Friday, June 17, 2011

To the Junior Senator from Wisconsin: ARE YOU AN IDIOT?

CEPR schools the Junior Senator from Wisconsin on basic economics, something he should be aware of since he ran as "Mr. Business."  But, like most Republicans, he talks a good game but can't get it up when the time comes:
Letter to Rep Johnson on Social Security Comments

Written by Dean Baker

Friday, 17 June 2011 10:30
The Honorable Sam Johnson
1211 Longworth House Office Building
United States House of Representatives
Washington, DC 20515

Dear Mr. Johnson:

The Congressional Quarterly recently reported that at a hearing earlier month you stated about Social Security, “The system is broke and you know it.” In reference to the Treasury bonds held by the Social Security trust fund, it was reported that you said, “Sure they’ve got pieces of paper over there, but that’s not real.”

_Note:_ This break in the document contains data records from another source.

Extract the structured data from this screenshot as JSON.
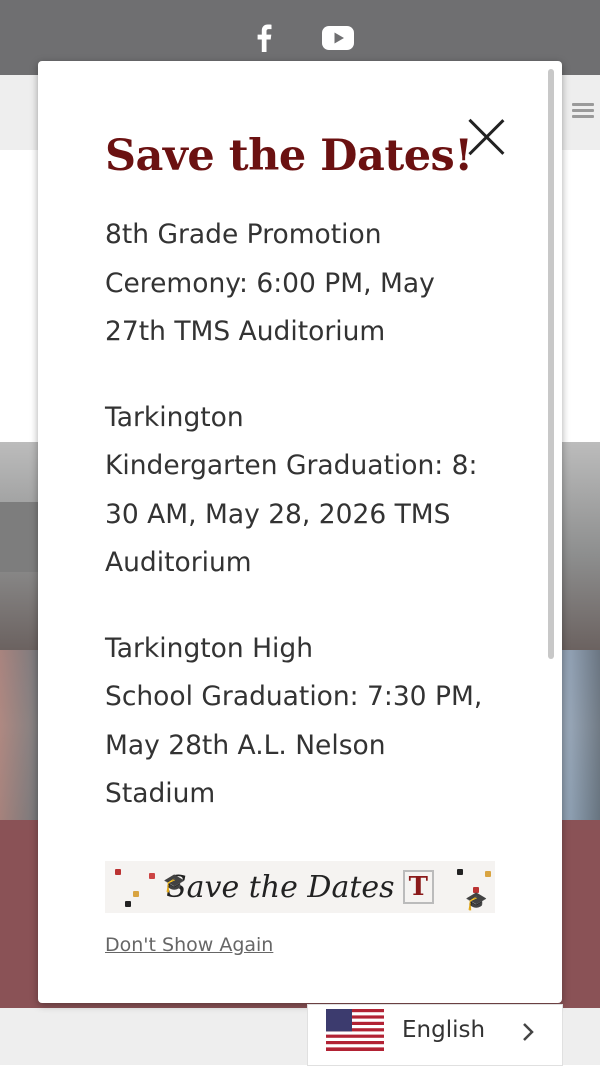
{
  "social": {
    "facebook_icon": "facebook-icon",
    "youtube_icon": "youtube-icon"
  },
  "modal": {
    "title": "Save the Dates!",
    "close_icon": "close-icon",
    "events": [
      "8th Grade Promotion\nCeremony: 6:00 PM, May\n27th  TMS Auditorium",
      "Tarkington\nKindergarten Graduation: 8:\n30 AM, May 28, 2026   TMS\nAuditorium",
      "Tarkington High\nSchool Graduation: 7:30 PM,\nMay 28th  A.L. Nelson\nStadium"
    ],
    "banner_text": "Save the Dates",
    "banner_logo": "T",
    "dont_show_again": "Don't Show Again"
  },
  "language": {
    "label": "English",
    "flag_icon": "us-flag-icon",
    "chevron_icon": "chevron-right-icon"
  },
  "colors": {
    "title": "#6b1111",
    "topbar": "#6f6f71",
    "maroon_band": "#8a5256"
  }
}
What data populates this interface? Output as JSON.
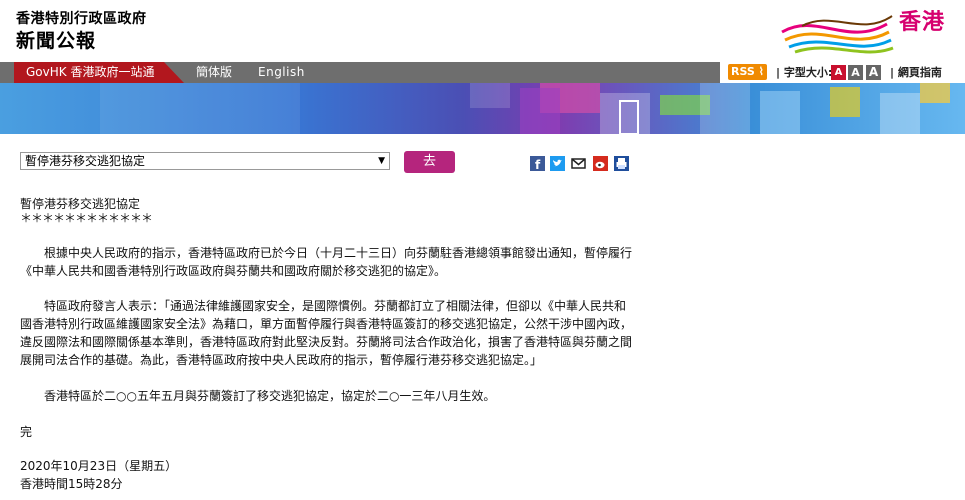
{
  "header": {
    "org_name": "香港特別行政區政府",
    "section_title": "新聞公報",
    "brand_text": "香港"
  },
  "nav": {
    "govhk": "GovHK 香港政府一站通",
    "simplified": "簡体版",
    "english": "English",
    "rss": "RSS",
    "font_size_label": "| 字型大小:",
    "font_small": "A",
    "font_medium": "A",
    "font_large": "A",
    "guide": "| 網頁指南"
  },
  "selector": {
    "selected": "暫停港芬移交逃犯協定",
    "go_label": "去"
  },
  "share_icons": [
    "facebook-icon",
    "twitter-icon",
    "email-icon",
    "weibo-icon",
    "print-icon"
  ],
  "article": {
    "title": "暫停港芬移交逃犯協定",
    "stars": "＊＊＊＊＊＊＊＊＊＊＊＊",
    "p1": [
      "　　根據中央人民政府的指示，香港特區政府已於今日（十月二十三日）向芬蘭駐香港總領事館發出通知，暫停履行",
      "《中華人民共和國香港特別行政區政府與芬蘭共和國政府關於移交逃犯的協定》。"
    ],
    "p2": [
      "　　特區政府發言人表示：「通過法律維護國家安全，是國際慣例。芬蘭都訂立了相關法律，但卻以《中華人民共和",
      "國香港特別行政區維護國家安全法》為藉口，單方面暫停履行與香港特區簽訂的移交逃犯協定，公然干涉中國內政，",
      "違反國際法和國際關係基本準則，香港特區政府對此堅決反對。芬蘭將司法合作政治化，損害了香港特區與芬蘭之間",
      "展開司法合作的基礎。為此，香港特區政府按中央人民政府的指示，暫停履行港芬移交逃犯協定。」"
    ],
    "p3": "　　香港特區於二○○五年五月與芬蘭簽訂了移交逃犯協定，協定於二○一三年八月生效。",
    "end": "完",
    "date": "2020年10月23日（星期五）",
    "time": "香港時間15時28分"
  },
  "colors": {
    "accent": "#b5257d",
    "govhk_red": "#b2171e",
    "nav_grey": "#6e6e6e",
    "rss_orange": "#f08a00"
  }
}
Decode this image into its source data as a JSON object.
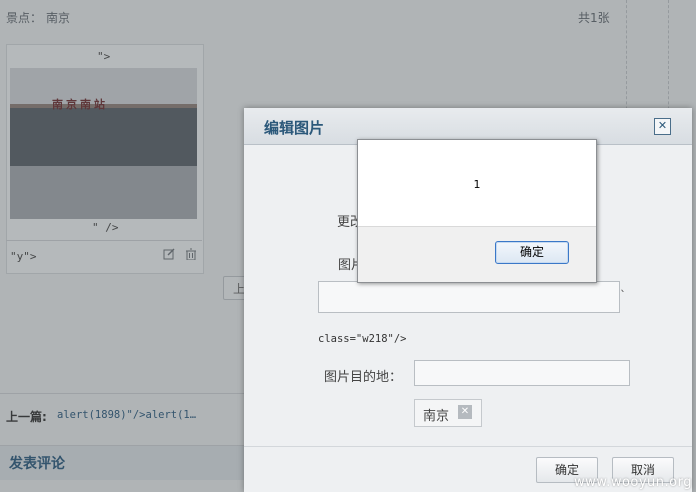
{
  "page": {
    "scenic_label": "景点：",
    "scenic_value": "南京",
    "count_text": "共1张",
    "photo_top_artifact": "\">",
    "photo_sign_text": "南京南站",
    "photo_bottom_artifact": "\" />",
    "photo_caption_artifact": "\"y\">",
    "edit_icon": "edit-icon",
    "delete_icon": "trash-icon",
    "upload_button_fragment": "上",
    "prev_label": "上一篇:",
    "prev_value": "alert(1898)\"/>alert(1…",
    "comment_heading": "发表评论"
  },
  "dialog": {
    "title": "编辑图片",
    "close_glyph": "✕",
    "change_label_fragment": "更改",
    "image_label_fragment": "图片",
    "textarea_trailing_mark": "ˎ",
    "class_artifact": "class=\"w218\"/>",
    "destination_label": "图片目的地：",
    "destination_input_value": "",
    "destination_tag": "南京",
    "tag_remove_glyph": "✕",
    "confirm_label": "确定",
    "cancel_label": "取消"
  },
  "alert": {
    "message": "1",
    "ok_label": "确定"
  },
  "watermark": "www.wooyun.org"
}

With all due respect, these assertions are mistaken. The recommendations of the National Commission on Social Security Reform in 1983 led to the growth of a large surplus in Social Security. The surplus has always been used to buy bonds. Currently, Social Security will be able to pay full benefits through the year 2036, and close to 80 percent thereafter. This is a far cry from broke.

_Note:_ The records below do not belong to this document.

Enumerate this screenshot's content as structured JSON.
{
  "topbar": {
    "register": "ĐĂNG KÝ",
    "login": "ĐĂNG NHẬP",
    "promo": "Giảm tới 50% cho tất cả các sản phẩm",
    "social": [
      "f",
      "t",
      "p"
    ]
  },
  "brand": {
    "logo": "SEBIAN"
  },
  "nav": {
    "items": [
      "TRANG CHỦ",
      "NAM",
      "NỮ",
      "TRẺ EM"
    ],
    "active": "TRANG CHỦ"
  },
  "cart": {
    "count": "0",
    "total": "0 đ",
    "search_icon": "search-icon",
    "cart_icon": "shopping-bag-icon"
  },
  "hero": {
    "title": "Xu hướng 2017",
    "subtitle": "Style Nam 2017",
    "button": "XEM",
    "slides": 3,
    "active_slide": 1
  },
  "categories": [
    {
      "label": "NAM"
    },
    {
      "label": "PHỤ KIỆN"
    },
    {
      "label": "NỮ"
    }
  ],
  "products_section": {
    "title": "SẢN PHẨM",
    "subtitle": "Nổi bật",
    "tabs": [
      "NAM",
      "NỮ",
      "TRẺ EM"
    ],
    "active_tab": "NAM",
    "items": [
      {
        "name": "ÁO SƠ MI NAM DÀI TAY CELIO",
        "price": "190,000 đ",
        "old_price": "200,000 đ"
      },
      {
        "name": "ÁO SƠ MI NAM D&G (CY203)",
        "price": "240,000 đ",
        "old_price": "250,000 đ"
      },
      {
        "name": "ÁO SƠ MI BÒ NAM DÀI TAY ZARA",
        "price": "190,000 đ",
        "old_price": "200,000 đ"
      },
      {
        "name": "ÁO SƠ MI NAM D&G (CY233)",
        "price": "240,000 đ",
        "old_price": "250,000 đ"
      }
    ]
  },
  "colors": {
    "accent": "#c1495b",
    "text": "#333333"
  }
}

The Social Security trust fund now holds more than $2.6 trillion in government bonds that are honored by the “full faith and credit” of the U.S. government, the same credit that gives the dollar bills in our wallets their value. These bonds a part of the $14.3 trillion federal debt covered by the debt ceiling. About two-thirds of this debt is held by the public, made up of both American and foreign investors. The remaining one-third is held by government entities, including Social Security, the U.S. Military Retirement Fund, and the U.S. Civil Service Retirement Fund.

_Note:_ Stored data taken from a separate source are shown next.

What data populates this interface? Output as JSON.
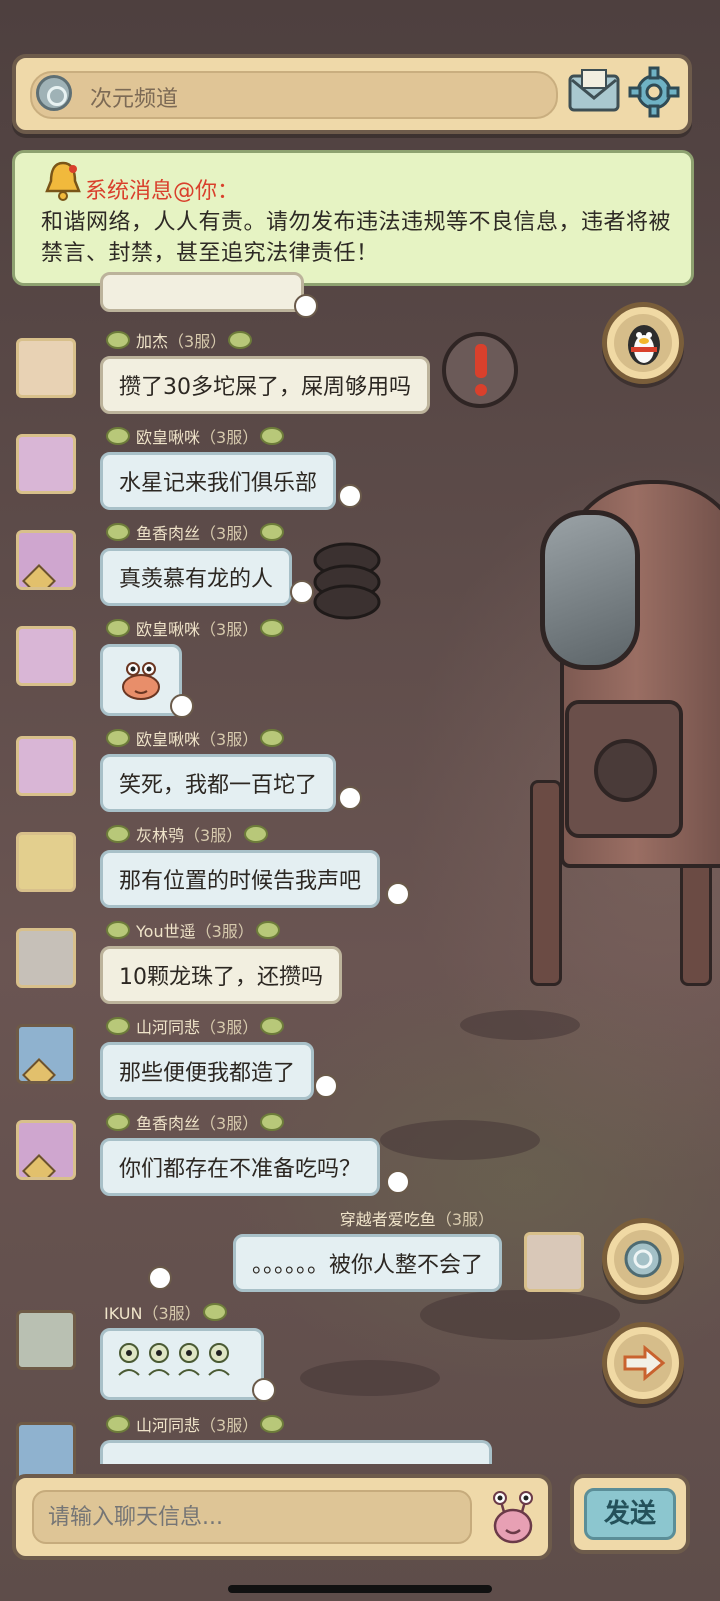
{
  "header": {
    "channel_name": "次元频道",
    "mail_icon": "mail-icon",
    "settings_icon": "gear-icon"
  },
  "notice": {
    "icon": "bell-icon",
    "title": "系统消息@你：",
    "body": "和谐网络，人人有责。请勿发布违法违规等不良信息，违者将被禁言、封禁，甚至追究法律责任！"
  },
  "messages": [
    {
      "name": "加杰",
      "server": "（3服）",
      "text": "攒了30多坨屎了，屎周够用吗"
    },
    {
      "name": "欧皇啾咪",
      "server": "（3服）",
      "text": "水星记来我们俱乐部"
    },
    {
      "name": "鱼香肉丝",
      "server": "（3服）",
      "text": "真羡慕有龙的人"
    },
    {
      "name": "欧皇啾咪",
      "server": "（3服）",
      "text": "",
      "sticker": "crab-sticker-icon"
    },
    {
      "name": "欧皇啾咪",
      "server": "（3服）",
      "text": "笑死，我都一百坨了"
    },
    {
      "name": "灰林鸮",
      "server": "（3服）",
      "text": "那有位置的时候告我声吧"
    },
    {
      "name": "You世遥",
      "server": "（3服）",
      "text": "10颗龙珠了，还攒吗"
    },
    {
      "name": "山河同悲",
      "server": "（3服）",
      "text": "那些便便我都造了"
    },
    {
      "name": "鱼香肉丝",
      "server": "（3服）",
      "text": "你们都存在不准备吃吗？"
    },
    {
      "name": "穿越者爱吃鱼",
      "server": "（3服）",
      "text": "。。。。。。被你人整不会了"
    },
    {
      "name": "IKUN",
      "server": "（3服）",
      "text": "",
      "sticker": "eyeball-sticker-icon"
    },
    {
      "name": "山河同悲",
      "server": "（3服）",
      "text": ""
    }
  ],
  "input": {
    "placeholder": "请输入聊天信息...",
    "send_label": "发送"
  },
  "colors": {
    "panel": "#efd9a9",
    "panel_border": "#6d5b4b",
    "notice_bg": "#e6f3c3",
    "notice_title": "#d9402c",
    "send_button": "#8cc6cf"
  }
}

Under the law, the bonds held by Social Security are to be treated like any other debt. In assessing the prospects for Social Security it seems that we have to work from current law, since none of us can really know how the program will be changed in the future. And under current law, the program is projected to be fully solvent for more than a quarter century with no changes whatsoever.

As the discussion over Social Security continues, I hope you and your staff will have the opportunity to further review the design and finances of Social Security. This week I published a primer that you may find useful: “7 Things You Need to Know About the National Debt, Deficits, and the Dollar.” If you would like any additional background on the program, I would be happy to assist you.
Fuck me but I miss Feingold something fierce!